The woman appeared to be around 70. The man had a hair piece on, and I was impressed with his real, yet worn and discolored teeth. He was wearing a sweater with a collared shirt underneath. He was handsome. Distinguished. Adorable.
It was a woman, and as she called him, her Daddy.
So I headed to the restroom, and I wept. I was jealous. Jealous of what will never be. I will never be sitting across from my father on his 94th birthday. Or any birthday. I had a rush of emotions....why? Why not? What if? I collected myself, and headed back out. The daughter was telling me how he lives alone, and he still drives....it took James Hasty a long time to eat his hamburger and French fries. In between bites he told me about when his wife died, and how long he was retired from the service. Each time I walked away I cried a little more.
This man was seasoned. Historical. He was born in 1919. He was sweet and polite. I wanted to take him home. I wanted to replace what I had lost. I crept off into corners of the restaurant and cried throughout their visit. James Hasty and his daughter touched my soul that day.
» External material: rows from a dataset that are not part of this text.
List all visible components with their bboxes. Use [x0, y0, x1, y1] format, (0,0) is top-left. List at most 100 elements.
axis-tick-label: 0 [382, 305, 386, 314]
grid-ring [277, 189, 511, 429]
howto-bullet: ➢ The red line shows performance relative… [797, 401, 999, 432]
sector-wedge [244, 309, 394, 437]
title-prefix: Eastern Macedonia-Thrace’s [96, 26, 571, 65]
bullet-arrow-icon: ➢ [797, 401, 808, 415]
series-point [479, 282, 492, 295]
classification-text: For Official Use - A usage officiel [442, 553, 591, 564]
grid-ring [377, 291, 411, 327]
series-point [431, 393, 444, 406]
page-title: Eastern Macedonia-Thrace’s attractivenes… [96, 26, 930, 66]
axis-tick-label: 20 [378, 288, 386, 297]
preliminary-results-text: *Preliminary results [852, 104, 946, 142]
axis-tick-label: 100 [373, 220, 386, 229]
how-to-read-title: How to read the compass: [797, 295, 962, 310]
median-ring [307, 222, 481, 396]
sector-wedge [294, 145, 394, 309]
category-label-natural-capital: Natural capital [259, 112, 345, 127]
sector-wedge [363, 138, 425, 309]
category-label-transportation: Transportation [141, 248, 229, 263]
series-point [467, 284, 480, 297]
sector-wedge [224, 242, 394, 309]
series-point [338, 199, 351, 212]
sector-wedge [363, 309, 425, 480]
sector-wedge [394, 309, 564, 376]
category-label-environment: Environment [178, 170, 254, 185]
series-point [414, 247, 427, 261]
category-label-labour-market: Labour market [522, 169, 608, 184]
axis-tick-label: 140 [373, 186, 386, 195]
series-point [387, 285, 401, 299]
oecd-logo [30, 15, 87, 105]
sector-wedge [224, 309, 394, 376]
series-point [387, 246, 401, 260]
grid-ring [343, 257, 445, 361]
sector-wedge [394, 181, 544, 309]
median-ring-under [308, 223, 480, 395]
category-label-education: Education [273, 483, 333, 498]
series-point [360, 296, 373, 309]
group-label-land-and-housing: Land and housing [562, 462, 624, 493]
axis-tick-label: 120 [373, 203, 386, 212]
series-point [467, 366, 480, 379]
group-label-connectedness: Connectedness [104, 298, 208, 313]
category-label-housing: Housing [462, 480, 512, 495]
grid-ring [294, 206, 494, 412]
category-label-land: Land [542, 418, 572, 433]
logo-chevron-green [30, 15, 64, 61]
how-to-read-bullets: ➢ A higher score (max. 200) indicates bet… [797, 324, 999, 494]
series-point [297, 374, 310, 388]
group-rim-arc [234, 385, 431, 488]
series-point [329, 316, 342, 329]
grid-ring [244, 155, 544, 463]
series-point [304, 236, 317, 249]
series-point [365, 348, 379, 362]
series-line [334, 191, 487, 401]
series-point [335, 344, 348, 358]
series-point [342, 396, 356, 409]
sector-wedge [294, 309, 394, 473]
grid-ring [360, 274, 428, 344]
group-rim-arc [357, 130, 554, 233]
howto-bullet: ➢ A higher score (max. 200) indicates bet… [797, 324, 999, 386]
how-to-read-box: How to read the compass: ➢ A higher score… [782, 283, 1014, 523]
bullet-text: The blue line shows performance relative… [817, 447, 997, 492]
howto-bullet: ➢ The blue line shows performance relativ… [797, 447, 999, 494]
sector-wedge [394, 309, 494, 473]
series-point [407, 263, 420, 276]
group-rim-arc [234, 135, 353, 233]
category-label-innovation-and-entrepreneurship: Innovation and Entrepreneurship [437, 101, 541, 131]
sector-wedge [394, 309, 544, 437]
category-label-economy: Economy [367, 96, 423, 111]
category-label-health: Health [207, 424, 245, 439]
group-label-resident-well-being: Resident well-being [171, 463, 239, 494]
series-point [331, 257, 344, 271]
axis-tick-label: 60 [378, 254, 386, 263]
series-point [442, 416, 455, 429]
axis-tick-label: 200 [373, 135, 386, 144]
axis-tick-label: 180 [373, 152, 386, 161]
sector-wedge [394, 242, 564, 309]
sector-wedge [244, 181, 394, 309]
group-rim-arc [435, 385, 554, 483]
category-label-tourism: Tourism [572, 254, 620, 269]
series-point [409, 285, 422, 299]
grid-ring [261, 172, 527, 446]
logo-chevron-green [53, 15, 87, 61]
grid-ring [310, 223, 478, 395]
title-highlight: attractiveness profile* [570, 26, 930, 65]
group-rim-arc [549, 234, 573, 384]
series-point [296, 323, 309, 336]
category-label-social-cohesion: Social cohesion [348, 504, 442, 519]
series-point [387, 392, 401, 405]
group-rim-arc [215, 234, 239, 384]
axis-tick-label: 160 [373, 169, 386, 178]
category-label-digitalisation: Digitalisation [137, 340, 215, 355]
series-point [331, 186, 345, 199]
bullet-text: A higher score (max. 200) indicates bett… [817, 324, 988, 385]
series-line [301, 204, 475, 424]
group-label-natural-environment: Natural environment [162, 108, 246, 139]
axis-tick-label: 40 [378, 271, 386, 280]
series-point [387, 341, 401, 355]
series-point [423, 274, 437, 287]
How do I know his name? When I gathered people to sing to Mr. Hasty on his birthday, I asked him his name. His reply was "Hasty". I had a split second to think...."What a strange name?" and repeated it back to him. "Hasty?" He replied:
"Yes, Hasty. Mr. James Hasty." Just like they used to introduce themselves when he was a young man.
I feel privileged and honored to have met Mr. Hasty. An experience I will never forget.